To test whether the increased synaptic excitation and inhibition onto MSNs from BTBR mice starting at the first postnatal week could signal the start of a sensitive period in the BTBR strain, we targeted rapamycin treatment, a drug known to rescue social deficits in other mouse models of ASD65,66, from P4 to P8, and tested animals for social preference at P30 (Fig. 6A). Rapamycin treatment led to a significant increase in time spent in the social chamber (Fig. 6B; two-way RM ANOVA, significant effect of chamber F(2, 48)= 22.42, p<0.0001, and chamber x treatment interaction F(2, 48)= 9.436, p<0.0003; Sidak's multiple comparisons test show significant differences between vehicle and rapamycin treatment in the empty p=0.0293 and social p=0.0002 chambers), indicating a rescue of social preference in BTBR mice treated with rapamycin from P4-P8. We saw no difference in distance travelled between vehicle- and rapamycin-treated groups (Fig. 6C; unpaired t test, t19=0.2272, p=0.8227), suggesting that the social interaction effects did not stem from changes in motor activity. These data indicate that early rapamycin treatment was able to rescue BTBR social deficits at adolescence. As an additional validation, we confirmed that early rapamycin treatment decreased phosphorylation of S6 ribosomal protein, a commonly used measure of mTOR pathway activity100, in P30 BTBR mice (Additional File 1, Supplementary Fig. 1A-B; unpaired t test, t6=3.2, p=0.01).

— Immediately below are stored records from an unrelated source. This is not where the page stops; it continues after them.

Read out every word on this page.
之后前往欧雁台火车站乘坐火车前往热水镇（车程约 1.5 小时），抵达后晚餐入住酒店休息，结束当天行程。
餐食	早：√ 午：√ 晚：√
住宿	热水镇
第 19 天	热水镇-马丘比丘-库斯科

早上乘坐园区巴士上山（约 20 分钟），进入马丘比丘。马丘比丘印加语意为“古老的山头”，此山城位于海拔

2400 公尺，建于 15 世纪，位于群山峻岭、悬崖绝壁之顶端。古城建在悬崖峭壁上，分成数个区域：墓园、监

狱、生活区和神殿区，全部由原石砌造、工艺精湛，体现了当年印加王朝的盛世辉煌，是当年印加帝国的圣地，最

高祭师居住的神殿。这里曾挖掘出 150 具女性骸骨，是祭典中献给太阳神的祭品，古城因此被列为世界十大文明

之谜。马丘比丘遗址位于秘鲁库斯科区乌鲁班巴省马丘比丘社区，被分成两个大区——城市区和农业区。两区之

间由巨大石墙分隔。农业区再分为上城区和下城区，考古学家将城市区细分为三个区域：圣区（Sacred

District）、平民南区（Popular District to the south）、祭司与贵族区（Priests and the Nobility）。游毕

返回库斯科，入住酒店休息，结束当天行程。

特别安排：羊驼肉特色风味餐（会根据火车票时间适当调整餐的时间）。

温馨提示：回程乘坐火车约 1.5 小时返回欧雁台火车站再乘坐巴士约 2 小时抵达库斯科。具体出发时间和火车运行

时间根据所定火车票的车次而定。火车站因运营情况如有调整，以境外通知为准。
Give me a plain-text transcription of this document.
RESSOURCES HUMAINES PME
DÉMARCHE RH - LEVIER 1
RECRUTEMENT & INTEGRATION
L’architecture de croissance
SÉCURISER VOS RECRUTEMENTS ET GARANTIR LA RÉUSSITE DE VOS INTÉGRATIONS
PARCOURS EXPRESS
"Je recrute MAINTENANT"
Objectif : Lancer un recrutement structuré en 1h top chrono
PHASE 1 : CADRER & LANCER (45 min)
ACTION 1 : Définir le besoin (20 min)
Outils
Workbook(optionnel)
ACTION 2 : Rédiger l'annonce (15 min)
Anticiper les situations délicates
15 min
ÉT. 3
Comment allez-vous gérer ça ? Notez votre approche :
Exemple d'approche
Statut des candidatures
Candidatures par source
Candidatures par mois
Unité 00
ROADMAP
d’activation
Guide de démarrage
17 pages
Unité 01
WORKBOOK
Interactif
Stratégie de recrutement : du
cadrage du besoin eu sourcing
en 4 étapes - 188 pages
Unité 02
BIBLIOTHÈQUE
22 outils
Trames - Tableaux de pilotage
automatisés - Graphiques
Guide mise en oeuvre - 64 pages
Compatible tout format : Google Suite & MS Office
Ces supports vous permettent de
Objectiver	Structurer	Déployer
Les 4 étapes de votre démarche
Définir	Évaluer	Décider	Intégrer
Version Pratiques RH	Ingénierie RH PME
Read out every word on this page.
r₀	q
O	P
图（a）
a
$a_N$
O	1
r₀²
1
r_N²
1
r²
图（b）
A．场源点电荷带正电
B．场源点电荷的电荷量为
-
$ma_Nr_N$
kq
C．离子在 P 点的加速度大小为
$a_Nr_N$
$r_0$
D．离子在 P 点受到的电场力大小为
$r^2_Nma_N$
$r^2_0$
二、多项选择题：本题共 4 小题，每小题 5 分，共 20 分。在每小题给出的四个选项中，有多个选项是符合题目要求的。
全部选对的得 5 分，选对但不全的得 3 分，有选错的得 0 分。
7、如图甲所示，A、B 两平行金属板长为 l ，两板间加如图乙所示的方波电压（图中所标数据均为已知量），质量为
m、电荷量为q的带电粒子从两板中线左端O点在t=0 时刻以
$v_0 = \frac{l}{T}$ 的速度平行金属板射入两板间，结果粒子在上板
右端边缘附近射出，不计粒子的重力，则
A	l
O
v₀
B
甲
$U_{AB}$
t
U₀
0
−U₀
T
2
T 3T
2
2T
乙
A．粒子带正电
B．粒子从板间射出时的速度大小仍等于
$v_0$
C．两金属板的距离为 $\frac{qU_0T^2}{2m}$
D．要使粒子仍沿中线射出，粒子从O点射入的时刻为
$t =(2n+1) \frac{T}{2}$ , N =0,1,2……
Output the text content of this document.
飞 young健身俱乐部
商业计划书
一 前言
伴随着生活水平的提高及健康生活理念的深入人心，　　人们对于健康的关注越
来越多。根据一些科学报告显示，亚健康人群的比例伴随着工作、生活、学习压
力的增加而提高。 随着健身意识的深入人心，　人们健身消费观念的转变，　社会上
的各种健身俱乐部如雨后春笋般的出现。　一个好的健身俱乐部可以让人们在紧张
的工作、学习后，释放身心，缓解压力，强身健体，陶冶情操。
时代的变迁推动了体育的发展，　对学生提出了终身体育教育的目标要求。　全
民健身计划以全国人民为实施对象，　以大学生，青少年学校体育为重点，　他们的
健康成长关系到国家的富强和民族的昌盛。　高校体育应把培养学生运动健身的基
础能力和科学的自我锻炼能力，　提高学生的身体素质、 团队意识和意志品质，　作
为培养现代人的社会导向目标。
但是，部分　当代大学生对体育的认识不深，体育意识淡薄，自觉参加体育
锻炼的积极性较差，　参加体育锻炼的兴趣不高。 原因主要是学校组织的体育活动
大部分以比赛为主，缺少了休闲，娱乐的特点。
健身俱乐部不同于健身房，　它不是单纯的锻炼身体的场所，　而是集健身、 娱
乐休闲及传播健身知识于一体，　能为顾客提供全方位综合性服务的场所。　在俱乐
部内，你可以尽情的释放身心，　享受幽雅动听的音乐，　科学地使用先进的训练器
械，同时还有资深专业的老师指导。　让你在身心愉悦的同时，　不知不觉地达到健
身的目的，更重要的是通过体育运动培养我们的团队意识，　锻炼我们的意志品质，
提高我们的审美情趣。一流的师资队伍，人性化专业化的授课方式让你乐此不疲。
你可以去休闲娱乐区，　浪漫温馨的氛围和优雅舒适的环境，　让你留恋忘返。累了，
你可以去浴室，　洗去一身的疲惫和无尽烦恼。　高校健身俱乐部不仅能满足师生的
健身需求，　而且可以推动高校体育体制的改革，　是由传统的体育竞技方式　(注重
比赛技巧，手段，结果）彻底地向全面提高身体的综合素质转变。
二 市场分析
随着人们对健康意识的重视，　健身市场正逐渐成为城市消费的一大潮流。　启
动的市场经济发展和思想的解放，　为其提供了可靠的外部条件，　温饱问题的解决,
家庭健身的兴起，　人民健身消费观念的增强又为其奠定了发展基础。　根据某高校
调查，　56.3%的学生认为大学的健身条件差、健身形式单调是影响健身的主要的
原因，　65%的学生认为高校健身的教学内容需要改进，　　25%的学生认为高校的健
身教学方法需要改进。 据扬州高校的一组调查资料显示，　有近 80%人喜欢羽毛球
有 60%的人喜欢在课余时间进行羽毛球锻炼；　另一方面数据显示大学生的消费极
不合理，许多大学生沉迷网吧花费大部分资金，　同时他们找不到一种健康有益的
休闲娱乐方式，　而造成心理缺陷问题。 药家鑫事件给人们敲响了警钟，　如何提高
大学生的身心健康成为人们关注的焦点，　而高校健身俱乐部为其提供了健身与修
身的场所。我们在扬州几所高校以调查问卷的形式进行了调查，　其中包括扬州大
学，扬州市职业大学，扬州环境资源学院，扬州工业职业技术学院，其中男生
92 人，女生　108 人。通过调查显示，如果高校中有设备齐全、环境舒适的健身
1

A study by Burket and colleagues had shown that a four-day rapamycin treatment starting at P28 also rescued social deficits in BTBR mice tested 1h after the last injection101. To test whether the efficacy of the rapamycin rescue was tied to its timing during early life, we injected an additional cohort of BTBR mice with the same rapamycin regimen and interval between treatment and testing, but starting at P60 (Fig. 6D). We found that rapamycin treatment starting at early adulthood did not affect the time spent in the social chamber (Fig. 6E; two-way RM ANOVA, significant effect of chamber F(2, 34)= 11.32, p=0.0002; Sidak's multiple comparisons test show no significant differences between vehicle and rapamycin treatment in any of the chambers) or distance travelled (Fig. 6F; unpaired t test, t17=0.052, p=0.9591). Overall, these data indicate that P60 rapamycin treatment did not rescue social interaction deficits in BTBR mice, suggesting that early intervention with rapamycin is necessary for improving social interaction in the BTBR strain.